I will not comment on the play-offs having not had a chance attending any of the games, though I must congratulate the KCB Lions for a comeback and win over arch-rivals Co-op Bank. It seems nothing’s working for CO-op Bank right now given its low-key IPO which was 81% subscribed….but then again this is not about Co-op Bank.
Pres-elect Obama goes for a fast-break.
Earlier this year, I had a chance to interact with a former basketball enthusiast who had sought to promote the game in the 1990s but was frustrated by the KBF officials and loss of corporate support. He emphasized the need for Kenyan basketball teams to detach themselves from companies which sponsor them as ways of so-called corporate social responsibility or merely recreation activities.

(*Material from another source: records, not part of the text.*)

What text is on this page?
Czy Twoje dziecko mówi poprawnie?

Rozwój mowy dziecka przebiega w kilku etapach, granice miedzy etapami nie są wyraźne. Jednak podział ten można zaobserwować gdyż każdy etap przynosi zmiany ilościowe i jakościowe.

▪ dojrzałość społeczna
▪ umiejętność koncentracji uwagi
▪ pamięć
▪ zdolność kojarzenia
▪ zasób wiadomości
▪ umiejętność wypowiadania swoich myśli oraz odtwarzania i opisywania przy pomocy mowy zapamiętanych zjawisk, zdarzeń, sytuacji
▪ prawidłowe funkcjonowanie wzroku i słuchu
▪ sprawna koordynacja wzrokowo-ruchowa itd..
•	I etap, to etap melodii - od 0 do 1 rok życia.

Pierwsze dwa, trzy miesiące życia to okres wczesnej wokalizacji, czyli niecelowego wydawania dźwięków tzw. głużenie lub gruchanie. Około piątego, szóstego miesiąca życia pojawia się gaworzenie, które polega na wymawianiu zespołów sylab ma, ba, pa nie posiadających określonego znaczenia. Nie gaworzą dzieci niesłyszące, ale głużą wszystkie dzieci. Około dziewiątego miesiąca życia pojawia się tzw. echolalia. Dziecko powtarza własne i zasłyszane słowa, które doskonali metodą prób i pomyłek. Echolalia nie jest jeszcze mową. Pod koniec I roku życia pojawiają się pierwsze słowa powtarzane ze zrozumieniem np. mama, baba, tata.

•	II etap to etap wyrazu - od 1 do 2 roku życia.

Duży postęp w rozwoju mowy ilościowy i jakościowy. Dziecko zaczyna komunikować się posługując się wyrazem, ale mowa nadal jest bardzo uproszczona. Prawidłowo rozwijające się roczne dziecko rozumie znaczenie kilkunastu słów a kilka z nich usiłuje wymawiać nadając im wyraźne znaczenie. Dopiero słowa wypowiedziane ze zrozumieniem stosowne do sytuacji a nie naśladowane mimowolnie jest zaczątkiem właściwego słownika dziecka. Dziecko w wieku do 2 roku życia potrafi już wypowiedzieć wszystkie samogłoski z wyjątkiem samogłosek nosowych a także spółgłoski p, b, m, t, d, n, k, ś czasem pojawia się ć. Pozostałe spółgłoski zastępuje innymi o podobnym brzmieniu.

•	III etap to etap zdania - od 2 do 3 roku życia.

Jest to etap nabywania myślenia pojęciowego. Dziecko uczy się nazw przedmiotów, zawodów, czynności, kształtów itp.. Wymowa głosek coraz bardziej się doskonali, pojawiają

At first it had not hit home, but now it makes a lot of sense. Kenyan basketball needs a renaissance similar to what is happening to the Kenyan football scene.
Various communities need to start developing outfits which can be moulded into professional teams with independent management teams and dedicated fan base, say from their locality maybe from a certain part of the Nairobi city or province(s). That way, the team will seek to recruit the best and also set up a communal stage where those who can achieve are recruited into the teams.
The KBF would then divide the different teams into leagues which can then work under the Nairobi Basketball League onto the National League.
These teams can use their local links to recruit say even from universities and/or colleges which are also in the process of setting up a league to compete within themselves. They can develop links with African professional clubs and various European leagues and American colleges which then send their players to the ultimate National Basketball Association in the US.
These are maybe just dreams which swirled through my mind as I saw KCB beat Co-op on the telly and may have just gone with the wind!